Results showed improved DFS with nivolumab vs. placebo in both the intention-to-treat population (median, 21 months vs. 10.9 months; HR = 0.7; 98% CI, 0.54-0.89) and among patients with PD-L1 expression of 1% or greater (median, not reached vs. 10.8 months; HR = 0.53; 98.87% CI, 0.34-0.84).
“Both of these findings were highly statistically significant,” Bajorin said.
The DFS benefit with nivolumab appeared consistent across subgroups, with no differences according to age, sex, region or performance status, he added.

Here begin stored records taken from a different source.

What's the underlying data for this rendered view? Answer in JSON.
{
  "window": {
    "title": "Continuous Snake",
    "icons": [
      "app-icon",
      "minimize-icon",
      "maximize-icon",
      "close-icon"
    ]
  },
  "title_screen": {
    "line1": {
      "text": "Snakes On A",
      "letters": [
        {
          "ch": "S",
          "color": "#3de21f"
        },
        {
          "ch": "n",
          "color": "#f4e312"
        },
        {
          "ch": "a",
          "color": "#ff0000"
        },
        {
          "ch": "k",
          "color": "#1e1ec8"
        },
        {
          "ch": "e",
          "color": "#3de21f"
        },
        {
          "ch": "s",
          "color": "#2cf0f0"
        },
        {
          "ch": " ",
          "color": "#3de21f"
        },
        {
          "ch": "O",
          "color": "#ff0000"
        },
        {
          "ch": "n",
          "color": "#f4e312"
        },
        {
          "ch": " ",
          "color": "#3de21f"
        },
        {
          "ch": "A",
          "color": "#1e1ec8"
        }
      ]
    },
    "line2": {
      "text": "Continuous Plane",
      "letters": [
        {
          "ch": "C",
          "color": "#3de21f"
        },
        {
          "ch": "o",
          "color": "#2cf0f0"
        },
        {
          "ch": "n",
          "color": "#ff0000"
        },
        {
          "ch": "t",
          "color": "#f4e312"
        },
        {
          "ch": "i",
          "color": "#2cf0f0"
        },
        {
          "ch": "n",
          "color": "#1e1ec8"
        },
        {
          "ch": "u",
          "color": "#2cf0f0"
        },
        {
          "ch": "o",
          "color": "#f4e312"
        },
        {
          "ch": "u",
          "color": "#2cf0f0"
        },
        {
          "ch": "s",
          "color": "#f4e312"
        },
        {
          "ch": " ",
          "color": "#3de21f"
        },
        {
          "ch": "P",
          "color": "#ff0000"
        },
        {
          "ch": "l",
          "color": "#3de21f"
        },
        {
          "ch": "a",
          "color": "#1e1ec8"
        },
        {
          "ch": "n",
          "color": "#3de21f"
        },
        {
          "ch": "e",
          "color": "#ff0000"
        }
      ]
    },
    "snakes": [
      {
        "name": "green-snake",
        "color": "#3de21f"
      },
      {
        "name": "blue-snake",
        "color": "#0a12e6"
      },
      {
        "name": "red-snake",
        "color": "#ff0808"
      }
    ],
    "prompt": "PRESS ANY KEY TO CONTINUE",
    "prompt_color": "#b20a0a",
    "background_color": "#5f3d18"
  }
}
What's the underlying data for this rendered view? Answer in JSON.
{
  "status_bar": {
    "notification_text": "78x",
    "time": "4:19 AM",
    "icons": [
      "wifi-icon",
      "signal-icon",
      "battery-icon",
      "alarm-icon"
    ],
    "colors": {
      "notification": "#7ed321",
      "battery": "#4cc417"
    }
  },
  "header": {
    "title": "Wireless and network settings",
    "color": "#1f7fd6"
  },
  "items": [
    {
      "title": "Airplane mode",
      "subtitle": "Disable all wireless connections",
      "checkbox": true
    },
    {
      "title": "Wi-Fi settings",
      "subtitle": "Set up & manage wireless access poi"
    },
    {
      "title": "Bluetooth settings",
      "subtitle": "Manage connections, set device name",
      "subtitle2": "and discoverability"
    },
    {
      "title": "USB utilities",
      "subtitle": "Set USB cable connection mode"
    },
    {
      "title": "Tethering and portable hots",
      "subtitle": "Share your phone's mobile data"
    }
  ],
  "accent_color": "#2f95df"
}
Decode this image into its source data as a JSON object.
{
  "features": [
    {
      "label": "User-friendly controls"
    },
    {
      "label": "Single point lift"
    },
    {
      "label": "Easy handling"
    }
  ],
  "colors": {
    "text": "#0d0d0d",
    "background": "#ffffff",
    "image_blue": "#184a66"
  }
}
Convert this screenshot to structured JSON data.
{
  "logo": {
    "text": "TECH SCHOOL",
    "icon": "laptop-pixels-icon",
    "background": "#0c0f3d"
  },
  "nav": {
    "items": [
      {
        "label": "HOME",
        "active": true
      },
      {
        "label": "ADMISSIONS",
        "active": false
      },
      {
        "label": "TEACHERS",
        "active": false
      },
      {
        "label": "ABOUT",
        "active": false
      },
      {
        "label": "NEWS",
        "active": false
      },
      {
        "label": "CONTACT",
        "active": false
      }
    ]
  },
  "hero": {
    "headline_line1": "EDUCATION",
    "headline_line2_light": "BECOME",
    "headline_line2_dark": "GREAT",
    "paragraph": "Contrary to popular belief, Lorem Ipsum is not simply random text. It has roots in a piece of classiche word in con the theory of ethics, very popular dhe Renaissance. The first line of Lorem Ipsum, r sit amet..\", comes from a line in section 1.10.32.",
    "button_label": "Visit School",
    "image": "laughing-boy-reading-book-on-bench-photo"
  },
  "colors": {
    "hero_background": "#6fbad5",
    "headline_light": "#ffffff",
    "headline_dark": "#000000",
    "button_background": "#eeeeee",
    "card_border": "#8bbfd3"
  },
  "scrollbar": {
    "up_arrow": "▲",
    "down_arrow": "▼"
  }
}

Grade 3 or worse treatment-related adverse events occurred more often in the nivolumab group than the placebo group (17.9% vs. 7.2%). These included increased lipase (5.1% vs. 2.6%) and increased amylase (3.7% vs. 1.4%). Grade 3 or worse treatment-related “select” adverse events, which researchers identified as those with a possible inflammatory mechanism that could warrant more frequent monitoring or a specific intervention, included diarrhea (0.9%), colitis (0.9%) and pneumonitis (0.9%) in the nivolumab group and colitis (0.6%), diarrhea (0.3%), increased gamma-glutamyl transpeptidase (0.3%) and hepatitis (0.3%) in the placebo group.
Researchers observed no deterioration in health-related quality of life with nivolumab vs. placebo.
Longer follow-up is needed to examine the impact of nivolumab on OS and cancer-specific survival, Bajorin said.